Il 28° Rapporto del CRENoS (Centro Ricerche Economiche Nord Sud) sull’Economia della Sardegna è ultimato in un momento in cui i primi dati del 2021 mostrano l’economia italiana in leggera ripresa. La pandemia ha fatto emergere chiaramente alcune fragilità, come le disparità di genere e quelle tra generazioni, così come le differenze territoriali nella dotazione di infrastrutture digitali e di competenze.

Il Rapporto sull’Economia della Sardegna raccoglie ed elabora i dati di medio periodo che tracciano le linee tendenziali in atto prima della crisi. Partendo da questi dati è possibile cercare di comprendere in che modo la Sardegna sia attrezzata per sfruttare le opportunità offerte dalle nuove politiche del PNRR quali siano i suoi punti di forza e soprattutto quali le debolezze.

La debolezza della dinamica demografica e gli effetti del covid

Nel 2019 si registra un nuovo minimo storico nel numero dei nati (8.858) e scarsa mobilità in entrata, sia da altre regioni che dall’estero, determinando una spirale di decrescita della popolazione. Particolarmente accentuato il processo di invecchiamento, determinato dall’aumento della speranza di vita alla nascita (83,1 anni) e concomitante diminuzione del tasso di natalità (5,5 nati ogni mille abitanti). Si aggrava il rapporto intergenerazionale, che vede 222 persone sopra i 65 anni ogni 100 giovani dai 0 ai 14 anni, e aumenta il carico sociale ed economico sulla componente anagraficamente attiva della popolazione.

Nonostante la relativa scarsa diffusione del contagio virologico, nel 2020 in Sardegna si sono avuti 15.801 decessi, con una sovramortalità del 16% rispetto alla media del quinquennio precedente, causata dagli effetti diretti e indiretti dell’emergenza sanitaria (tra i secondi la contrazione dell’offerta sanitaria, il minor ricorso ai servizi di emergenza anche per pazienti in condizioni acute etc.). A questo si aggiunge una influenza negativa sul già basso tasso di natalità che induce gli individui a procrastinare la decisione di avere figli: le prime stime sul numero dei nati indicano che nel 2020 c’è stata una loro riduzione a 8.248. La combinazione dei due fattori non può che aggravare il segno negativo del saldo naturale.

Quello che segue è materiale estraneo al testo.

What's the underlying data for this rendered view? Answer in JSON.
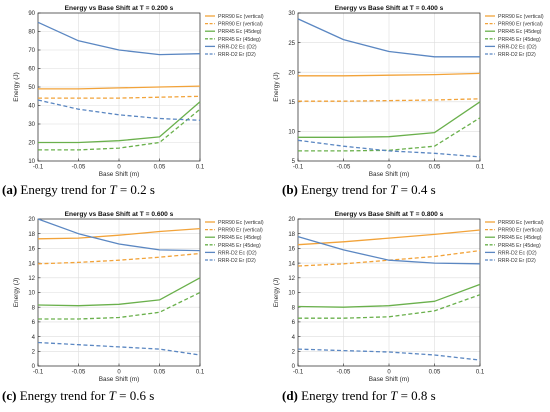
{
  "series_styles": [
    {
      "color": "#f2a33a",
      "dash": "solid"
    },
    {
      "color": "#f2a33a",
      "dash": "dashed"
    },
    {
      "color": "#6ab04c",
      "dash": "solid"
    },
    {
      "color": "#6ab04c",
      "dash": "dashed"
    },
    {
      "color": "#5b87c2",
      "dash": "solid"
    },
    {
      "color": "#5b87c2",
      "dash": "dashed"
    }
  ],
  "chart_data": [
    {
      "type": "line",
      "title": "Energy vs Base Shift at T = 0.200 s",
      "xlabel": "Base Shift (m)",
      "ylabel": "Energy (J)",
      "xlim": [
        -0.1,
        0.1
      ],
      "ylim": [
        10,
        90
      ],
      "xticks": [
        "-0.1",
        "-0.05",
        "0",
        "0.05",
        "0.1"
      ],
      "yticks": [
        "10",
        "20",
        "30",
        "40",
        "50",
        "60",
        "70",
        "80",
        "90"
      ],
      "grid": true,
      "legend_position": "top-right",
      "x": [
        -0.1,
        -0.05,
        0,
        0.05,
        0.1
      ],
      "series": [
        {
          "name": "PRR90 Ec (vertical)",
          "values": [
            49,
            49,
            49.5,
            50,
            50.5
          ]
        },
        {
          "name": "PRR90 Er (vertical)",
          "values": [
            44,
            44,
            44,
            44.5,
            45
          ]
        },
        {
          "name": "PRR45 Ec (45deg)",
          "values": [
            20,
            20,
            21,
            23,
            42
          ]
        },
        {
          "name": "PRR45 Er (45deg)",
          "values": [
            16,
            16,
            17,
            20,
            38
          ]
        },
        {
          "name": "RRR-D2 Ec (D2)",
          "values": [
            85,
            75,
            70,
            67.5,
            68
          ]
        },
        {
          "name": "RRR-D2 Er (D2)",
          "values": [
            43,
            38,
            35,
            33,
            32
          ]
        }
      ]
    },
    {
      "type": "line",
      "title": "Energy vs Base Shift at T = 0.400 s",
      "xlabel": "Base Shift (m)",
      "ylabel": "Energy (J)",
      "xlim": [
        -0.1,
        0.1
      ],
      "ylim": [
        5,
        30
      ],
      "xticks": [
        "-0.1",
        "-0.05",
        "0",
        "0.05",
        "0.1"
      ],
      "yticks": [
        "5",
        "10",
        "15",
        "20",
        "25",
        "30"
      ],
      "grid": true,
      "legend_position": "top-right",
      "x": [
        -0.1,
        -0.05,
        0,
        0.05,
        0.1
      ],
      "series": [
        {
          "name": "PRR90 Ec (vertical)",
          "values": [
            19.4,
            19.4,
            19.5,
            19.6,
            19.8
          ]
        },
        {
          "name": "PRR90 Er (vertical)",
          "values": [
            15.1,
            15.1,
            15.2,
            15.3,
            15.5
          ]
        },
        {
          "name": "PRR45 Ec (45deg)",
          "values": [
            9,
            9,
            9.1,
            9.8,
            15
          ]
        },
        {
          "name": "PRR45 Er (45deg)",
          "values": [
            6.7,
            6.7,
            6.8,
            7.5,
            12.3
          ]
        },
        {
          "name": "RRR-D2 Ec (D2)",
          "values": [
            29,
            25.5,
            23.5,
            22.6,
            22.6
          ]
        },
        {
          "name": "RRR-D2 Er (D2)",
          "values": [
            8.5,
            7.5,
            6.7,
            6.3,
            5.7
          ]
        }
      ]
    },
    {
      "type": "line",
      "title": "Energy vs Base Shift at T = 0.600 s",
      "xlabel": "Base Shift (m)",
      "ylabel": "Energy (J)",
      "xlim": [
        -0.1,
        0.1
      ],
      "ylim": [
        0,
        20
      ],
      "xticks": [
        "-0.1",
        "-0.05",
        "0",
        "0.05",
        "0.1"
      ],
      "yticks": [
        "0",
        "2",
        "4",
        "6",
        "8",
        "10",
        "12",
        "14",
        "16",
        "18",
        "20"
      ],
      "grid": true,
      "legend_position": "top-right",
      "x": [
        -0.1,
        -0.05,
        0,
        0.05,
        0.1
      ],
      "series": [
        {
          "name": "PRR90 Ec (vertical)",
          "values": [
            17.3,
            17.4,
            17.8,
            18.3,
            18.7
          ]
        },
        {
          "name": "PRR90 Er (vertical)",
          "values": [
            13.9,
            14.1,
            14.4,
            14.8,
            15.3
          ]
        },
        {
          "name": "PRR45 Ec (45deg)",
          "values": [
            8.3,
            8.2,
            8.4,
            9.0,
            12
          ]
        },
        {
          "name": "PRR45 Er (45deg)",
          "values": [
            6.4,
            6.4,
            6.6,
            7.3,
            10
          ]
        },
        {
          "name": "RRR-D2 Ec (D2)",
          "values": [
            20,
            18,
            16.6,
            15.8,
            15.7
          ]
        },
        {
          "name": "RRR-D2 Er (D2)",
          "values": [
            3.2,
            2.9,
            2.6,
            2.3,
            1.5
          ]
        }
      ]
    },
    {
      "type": "line",
      "title": "Energy vs Base Shift at T = 0.800 s",
      "xlabel": "Base Shift (m)",
      "ylabel": "Energy (J)",
      "xlim": [
        -0.1,
        0.1
      ],
      "ylim": [
        0,
        20
      ],
      "xticks": [
        "-0.1",
        "-0.05",
        "0",
        "0.05",
        "0.1"
      ],
      "yticks": [
        "0",
        "2",
        "4",
        "6",
        "8",
        "10",
        "12",
        "14",
        "16",
        "18",
        "20"
      ],
      "grid": true,
      "legend_position": "top-right",
      "x": [
        -0.1,
        -0.05,
        0,
        0.05,
        0.1
      ],
      "series": [
        {
          "name": "PRR90 Ec (vertical)",
          "values": [
            16.5,
            16.9,
            17.4,
            17.9,
            18.5
          ]
        },
        {
          "name": "PRR90 Er (vertical)",
          "values": [
            13.6,
            13.9,
            14.4,
            14.9,
            15.7
          ]
        },
        {
          "name": "PRR45 Ec (45deg)",
          "values": [
            8.1,
            8.0,
            8.2,
            8.8,
            11.1
          ]
        },
        {
          "name": "PRR45 Er (45deg)",
          "values": [
            6.5,
            6.5,
            6.7,
            7.5,
            9.7
          ]
        },
        {
          "name": "RRR-D2 Ec (D2)",
          "values": [
            17.6,
            15.8,
            14.4,
            14.0,
            13.9
          ]
        },
        {
          "name": "RRR-D2 Er (D2)",
          "values": [
            2.3,
            2.1,
            1.9,
            1.5,
            0.8
          ]
        }
      ]
    }
  ],
  "captions": [
    {
      "label": "(a)",
      "text": "Energy trend for",
      "var": "T",
      "value": "= 0.2 s"
    },
    {
      "label": "(b)",
      "text": "Energy trend for",
      "var": "T",
      "value": "= 0.4 s"
    },
    {
      "label": "(c)",
      "text": "Energy trend for",
      "var": "T",
      "value": "= 0.6 s"
    },
    {
      "label": "(d)",
      "text": "Energy trend for",
      "var": "T",
      "value": "= 0.8 s"
    }
  ]
}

Cresce la distanza della Sardegna dalle regioni più dinamiche dell’Unione

I dati del contesto macroeconomico, precedenti all’emergenza sanitaria del 2020, confermano la debolezza della struttura economica della Sardegna: nel 2019 il PIL per abitante è il 69% della media europea, e la Sardegna è 147esima su 240 regioni dell’Unione (media italiana: 96%).

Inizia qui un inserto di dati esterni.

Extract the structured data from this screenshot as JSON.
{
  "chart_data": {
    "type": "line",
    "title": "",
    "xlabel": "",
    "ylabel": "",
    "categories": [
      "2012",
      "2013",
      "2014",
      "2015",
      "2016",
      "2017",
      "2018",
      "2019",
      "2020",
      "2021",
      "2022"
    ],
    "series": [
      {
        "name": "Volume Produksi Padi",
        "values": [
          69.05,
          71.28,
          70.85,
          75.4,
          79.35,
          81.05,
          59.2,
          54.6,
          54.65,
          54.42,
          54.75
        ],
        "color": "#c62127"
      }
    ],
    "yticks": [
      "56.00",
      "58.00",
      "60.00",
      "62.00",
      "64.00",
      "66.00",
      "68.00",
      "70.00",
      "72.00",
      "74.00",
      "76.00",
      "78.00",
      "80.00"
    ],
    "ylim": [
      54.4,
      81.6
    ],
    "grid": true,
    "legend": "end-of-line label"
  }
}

Il sistema economico regionale non è capace di stare al passo con la crescita dell’Europa e nel tempo si allontana dalle regioni più dinamiche dal punto di vista economico. A livello nazionale nel 2019 vi è un segnale di convergenza che emerge da un incoraggiante aumento dell’1,4% su base annua del PIL per abitante (Mezzogiorno +0,7%, Centro-Nord +1,3%). Nonostante ciò permane il divario di reddito con le regioni settentrionali: il PIL della Sardegna (33,3 miliardi di euro in volume) si traduce in 20.356 euro per abitante, maggiore del Mezzogiorno (18.511 euro) ma distante del Centro-Nord (33͘796 euro).

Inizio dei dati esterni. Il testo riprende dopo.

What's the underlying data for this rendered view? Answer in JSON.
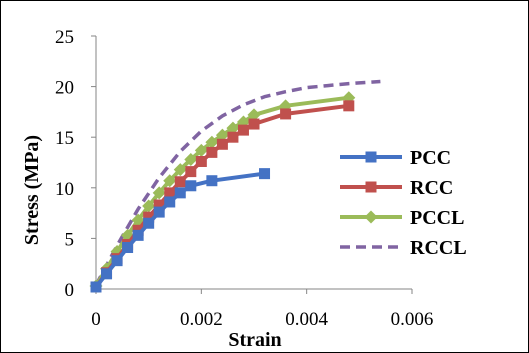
{
  "chart_data": {
    "type": "line",
    "title": "",
    "xlabel": "Strain",
    "ylabel": "Stress (MPa)",
    "xlim": [
      0,
      0.006
    ],
    "ylim": [
      0,
      25
    ],
    "x_ticks": [
      0,
      0.002,
      0.004,
      0.006
    ],
    "x_tick_labels": [
      "0",
      "0.002",
      "0.004",
      "0.006"
    ],
    "y_ticks": [
      0,
      5,
      10,
      15,
      20,
      25
    ],
    "y_tick_labels": [
      "0",
      "5",
      "10",
      "15",
      "20",
      "25"
    ],
    "grid": false,
    "legend_position": "right",
    "series": [
      {
        "name": "PCC",
        "color": "#4472C4",
        "marker": "square",
        "line_style": "solid",
        "x": [
          0,
          0.0002,
          0.0004,
          0.0006,
          0.0008,
          0.001,
          0.0012,
          0.0014,
          0.0016,
          0.0018,
          0.0022,
          0.0032
        ],
        "y": [
          0.2,
          1.5,
          2.8,
          4.1,
          5.3,
          6.5,
          7.6,
          8.6,
          9.5,
          10.2,
          10.7,
          11.4
        ]
      },
      {
        "name": "RCC",
        "color": "#C0504D",
        "marker": "square",
        "line_style": "solid",
        "x": [
          0,
          0.0002,
          0.0004,
          0.0006,
          0.0008,
          0.001,
          0.0012,
          0.0014,
          0.0016,
          0.0018,
          0.002,
          0.0022,
          0.0024,
          0.0026,
          0.0028,
          0.003,
          0.0036,
          0.0048
        ],
        "y": [
          0.2,
          1.6,
          3.0,
          4.4,
          5.8,
          7.1,
          8.3,
          9.5,
          10.6,
          11.6,
          12.6,
          13.5,
          14.3,
          15.0,
          15.7,
          16.3,
          17.3,
          18.1
        ]
      },
      {
        "name": "PCCL",
        "color": "#9BBB59",
        "marker": "diamond",
        "line_style": "solid",
        "x": [
          0,
          0.0002,
          0.0004,
          0.0006,
          0.0008,
          0.001,
          0.0012,
          0.0014,
          0.0016,
          0.0018,
          0.002,
          0.0022,
          0.0024,
          0.0026,
          0.0028,
          0.003,
          0.0036,
          0.0048
        ],
        "y": [
          0.3,
          2.0,
          3.7,
          5.3,
          6.8,
          8.2,
          9.5,
          10.7,
          11.8,
          12.8,
          13.7,
          14.5,
          15.2,
          15.9,
          16.5,
          17.2,
          18.1,
          18.9
        ]
      },
      {
        "name": "RCCL",
        "color": "#8064A2",
        "marker": "none",
        "line_style": "dashed",
        "x": [
          0,
          0.0004,
          0.0008,
          0.0012,
          0.0016,
          0.002,
          0.0024,
          0.0028,
          0.0032,
          0.0036,
          0.004,
          0.0044,
          0.0048,
          0.0054
        ],
        "y": [
          0.4,
          4.3,
          7.9,
          11.0,
          13.6,
          15.6,
          17.1,
          18.2,
          19.0,
          19.5,
          19.9,
          20.1,
          20.3,
          20.5
        ]
      }
    ]
  }
}
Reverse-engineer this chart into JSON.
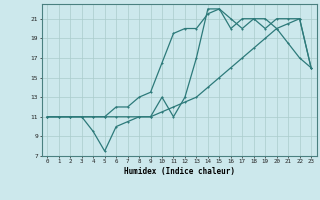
{
  "xlabel": "Humidex (Indice chaleur)",
  "bg_color": "#cce8ec",
  "grid_color": "#aacccc",
  "line_color": "#2d7a7a",
  "xlim": [
    -0.5,
    23.5
  ],
  "ylim": [
    7,
    22.5
  ],
  "xticks": [
    0,
    1,
    2,
    3,
    4,
    5,
    6,
    7,
    8,
    9,
    10,
    11,
    12,
    13,
    14,
    15,
    16,
    17,
    18,
    19,
    20,
    21,
    22,
    23
  ],
  "yticks": [
    7,
    9,
    11,
    13,
    15,
    17,
    19,
    21
  ],
  "line1_x": [
    0,
    1,
    2,
    3,
    4,
    5,
    6,
    7,
    8,
    9,
    10,
    11,
    12,
    13,
    14,
    15,
    16,
    17,
    18,
    19,
    20,
    21,
    22,
    23
  ],
  "line1_y": [
    11,
    11,
    11,
    11,
    11,
    11,
    11,
    11,
    11,
    11,
    11.5,
    12,
    12.5,
    13,
    14,
    15,
    16,
    17,
    18,
    19,
    20,
    20.5,
    21,
    16
  ],
  "line2_x": [
    0,
    1,
    2,
    3,
    4,
    5,
    6,
    7,
    8,
    9,
    10,
    11,
    12,
    13,
    14,
    15,
    16,
    17,
    18,
    19,
    20,
    21,
    22,
    23
  ],
  "line2_y": [
    11,
    11,
    11,
    11,
    11,
    11,
    12,
    12,
    13,
    13.5,
    16.5,
    19.5,
    20,
    20,
    21.5,
    22,
    21,
    20,
    21,
    21,
    20,
    18.5,
    17,
    16
  ],
  "line3_x": [
    0,
    1,
    2,
    3,
    4,
    5,
    6,
    7,
    8,
    9,
    10,
    11,
    12,
    13,
    14,
    15,
    16,
    17,
    18,
    19,
    20,
    21,
    22,
    23
  ],
  "line3_y": [
    11,
    11,
    11,
    11,
    9.5,
    7.5,
    10,
    10.5,
    11,
    11,
    13,
    11,
    13,
    17,
    22,
    22,
    20,
    21,
    21,
    20,
    21,
    21,
    21,
    16
  ]
}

L’esercizio di calcolo dell’impatto macroeconomico della diffusione del COVID-19 in Sardegna mostra che le ricadute sul PIL potrebbero essere più pesanti di quelle registrate a livello nazionale (-8,9% nel 2020 per l’Italia secondo le prime stime Istat)͘ Le attività maggiormente colpite sono quelle turisti che di alloggio e ristorazione, quelle a esse collegate (i servizi di supporto alle imprese e le attività immobiliari) e quelle che comportano un contatto diretto tra consumatori e fornitori (servizi alla persona, attività artistiche e ricreative, vendita al dettaglio). Tutti settori nei quali la Sardegna mostra una specializzazione produttiva.

I consumi delle famiglie nel 2019 indicano una spesa per abitante di 15.248 euro e mostrano un aumento dell’1,7% su base annua, superiore a quello del Mezzogiorno e del Centro-Nord. Esso ha riguardato tutte le componenti: i servizi (+2,3%), alimentari, prodotti per la cura della persona o della casa e medicinali (+0,6%) e in misura più elevata quella per i beni con utilizzo pluriennale (arredamento, autovetture, elettrodomestici, abbigliamento, calzature e libri: +4,3%).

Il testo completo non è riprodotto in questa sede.